Mentimos al decir todo eso. La señora Albright ni quiere ayudarnos ni sabe bailar mapalé. ¿Y ‘heroica’ esa ciudad arrodillada? Sigue teniendo razón el poeta Luis Carlos López: los hijos de Cartagena, en otros tiempos, “águilas caudales”, hoy son “una caterva de vencejos”. Lo somos todos. O, más exactamente, lo son nuestras autoridades, que a la vez que nos han dejado en el abandono nos arrastran a la vergüenza.

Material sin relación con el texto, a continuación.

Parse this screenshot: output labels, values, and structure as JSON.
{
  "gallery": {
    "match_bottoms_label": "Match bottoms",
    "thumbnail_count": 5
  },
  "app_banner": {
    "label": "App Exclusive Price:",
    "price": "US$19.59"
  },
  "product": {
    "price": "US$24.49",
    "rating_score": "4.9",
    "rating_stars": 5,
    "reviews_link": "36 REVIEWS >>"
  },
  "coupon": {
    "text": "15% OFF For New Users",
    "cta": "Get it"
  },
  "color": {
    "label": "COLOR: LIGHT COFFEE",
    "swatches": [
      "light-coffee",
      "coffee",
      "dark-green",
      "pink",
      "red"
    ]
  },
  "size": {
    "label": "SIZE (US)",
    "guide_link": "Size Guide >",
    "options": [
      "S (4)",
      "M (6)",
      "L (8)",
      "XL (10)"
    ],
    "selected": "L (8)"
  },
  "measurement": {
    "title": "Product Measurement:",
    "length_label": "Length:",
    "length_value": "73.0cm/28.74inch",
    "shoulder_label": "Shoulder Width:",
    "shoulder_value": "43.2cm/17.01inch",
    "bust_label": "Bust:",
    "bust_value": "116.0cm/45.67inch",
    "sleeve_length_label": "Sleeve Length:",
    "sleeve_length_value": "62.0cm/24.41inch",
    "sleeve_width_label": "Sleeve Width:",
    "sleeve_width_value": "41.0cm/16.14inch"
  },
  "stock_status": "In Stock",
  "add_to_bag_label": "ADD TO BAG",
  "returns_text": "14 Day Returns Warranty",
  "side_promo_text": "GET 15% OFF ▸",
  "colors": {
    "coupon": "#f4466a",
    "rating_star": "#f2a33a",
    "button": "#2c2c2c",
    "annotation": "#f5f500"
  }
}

Por eso no estoy alentando aquí a los habitantes de Juradó a que se independicen de Colombia para hacerse panameños, aunque reconozco que razón comparativa no les falta. Estoy alentando a los colombianos, de Juradó y del país entero, a que se independicen de sus autoridades. De todas ellas. Las que elegimos o cuya elección no pudimos evitar: el presidente, los gobernadores, los congresistas. Las que toleramos: las guerrillas, los paramilitares. Las que llamamos para que nos ‘ayuden’ contra nosotros mismos: el imperio. De todas esas autoridades, repito, sólo hemos recibido violencia, e impuestos para financiar la violencia, y para alcanzar la paz y la prosperidad es necesario que nos desembaracemos de ellas. Y en eso los rebeldes de Juradó constituyen un ejemplo: pueden estar equivocados en su objetivo, pero aciertan de lleno en sus motivos.